David Tepper has gotten off to a good start this year.
His Appaloosa fund is up nearly 10 percent net of fees while his Thoroughbred fund — which has less of an exposure to equities — is up close to 8 percent.
Tepper won’t comment. Those familiar with the results say the early returns are being driven by his exposure to the equity markets and commercial mortgage backed securities.
At year-end, he had established 13 new equity positions, the largest being Micron Technology, Dean Foods and General Motors. In fact, at year-end, Appaloosa was the second largest holder of Dean Foods, with more than 10.7 million shares.
Sure enough, in the first two months of this year, shares of Dean Foods were up more than 19 percent while Micron surged about 39 percent.
Entering the new year, Tepper also still had a big bet on banks, which helped fuel his triple-digit returns in 2009. In fact, his three largest equity holdings were Citigroup, Bank of America and Wells Fargo.
Those familiar with his portfolio say Tepper, whose bullish comments on CNBC back in September touched off what came to be called the “Tepper rally,” still thinks the US economy is in great shape, in large part because he sees fresh new strong economic data being reported on a regular basis these days, whether they are related to new auto sales or jobs, to cite just two examples.
Even so, Tepper has reduced his risk somewhat in response to recent global political developments. He has taken down his P/E estimate from 15 to 14 1/2 times and at the beginning of March removed all leverage.
Rising oil prices so far are not concerning him. He believes the economy can handle $100 a barrel right now and $110 per barrel in six months, for example, say people familiar with the hedge fund firm.
At this point, he is not worried yet about inflation, although he does believe the day of reckoning has moved closer, to one to two years out now, say sources.
However, he is seemingly most concerned about developments in the Middle East. Tepper is said to be especially concerned about Saudi Arabia. Sources say if the oil fields in Saudi Arabia are burning, Tepper would react to that by selling and going heavily into cash. In general, he is said to believe if the Middle East blows up, you can lose half your money.

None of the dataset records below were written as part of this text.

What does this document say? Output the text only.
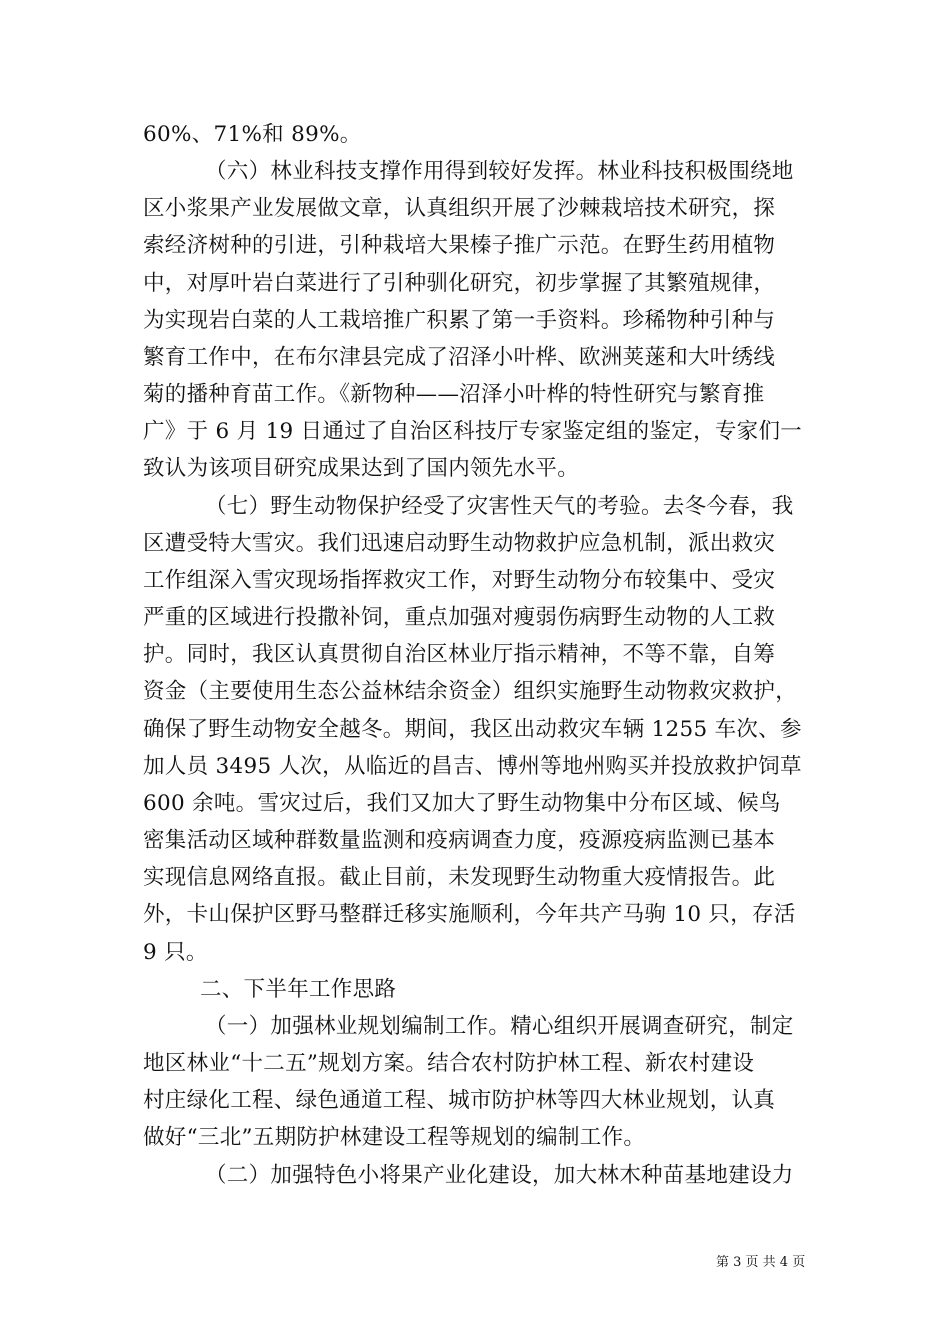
60%、71%和 89%。
（六）林业科技支撑作用得到较好发挥。林业科技积极围绕地
区小浆果产业发展做文章，认真组织开展了沙棘栽培技术研究，探
索经济树种的引进，引种栽培大果榛子推广示范。在野生药用植物
中，对厚叶岩白菜进行了引种驯化研究，初步掌握了其繁殖规律，
为实现岩白菜的人工栽培推广积累了第一手资料。珍稀物种引种与
繁育工作中，在布尔津县完成了沼泽小叶桦、欧洲荚蒾和大叶绣线
菊的播种育苗工作。《新物种——沼泽小叶桦的特性研究与繁育推
广》于 6 月 19 日通过了自治区科技厅专家鉴定组的鉴定，专家们一
致认为该项目研究成果达到了国内领先水平。
（七）野生动物保护经受了灾害性天气的考验。去冬今春，我
区遭受特大雪灾。我们迅速启动野生动物救护应急机制，派出救灾
工作组深入雪灾现场指挥救灾工作，对野生动物分布较集中、受灾
严重的区域进行投撒补饲，重点加强对瘦弱伤病野生动物的人工救
护。同时，我区认真贯彻自治区林业厅指示精神，不等不靠，自筹
资金（主要使用生态公益林结余资金）组织实施野生动物救灾救护，
确保了野生动物安全越冬。期间，我区出动救灾车辆 1255 车次、参
加人员 3495 人次，从临近的昌吉、博州等地州购买并投放救护饲草
600 余吨。雪灾过后，我们又加大了野生动物集中分布区域、候鸟
密集活动区域种群数量监测和疫病调查力度，疫源疫病监测已基本
实现信息网络直报。截止目前，未发现野生动物重大疫情报告。此
外，卡山保护区野马整群迁移实施顺利，今年共产马驹 10 只，存活
9 只。
二、下半年工作思路
（一）加强林业规划编制工作。精心组织开展调查研究，制定
地区林业“十二五”规划方案。结合农村防护林工程、新农村建设
村庄绿化工程、绿色通道工程、城市防护林等四大林业规划，认真
做好“三北”五期防护林建设工程等规划的编制工作。
（二）加强特色小将果产业化建设，加大林木种苗基地建设力
第 3 页 共 4 页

So what is Tepper doing about these developments now? He still is said to believe investors should be invested, but be cautious and ready to act if things don’t work out.
Now, keep in mind that Tepper does well investing counter-intuitively. For example, he is said to currently like airlines stocks even though oil prices are surging. Indeed, last week many airlines announced yet another round of price increases due to the increase in jet fuel prices. He is said to like USAir, UAL and AMR, which he is said to believe can rise as much as 2½ times from current prices if the Middle East does not blow up.
He also believes that if inflation starts to increase, it will result in a flatter stock market. Another bet would be to short Treasuries, provided, again, the Middle East does not blow up.
Keep in mind, however, that Tepper thrives and shines brightest when all hell breaks loose and while investors are freaking out and hiding under their desk. Like early 2009, when some pundits were predicting a near Depression or that the banks would be nationalized. That year his Appaloosa and Palomino funds finished up around 130 percent or so, net of their fees.
You can bet if the oil fields are burning in Saudi Arabia, Tepper will be one of the only investors who will know what do — and more importantly — have the cojones to act on the crisis.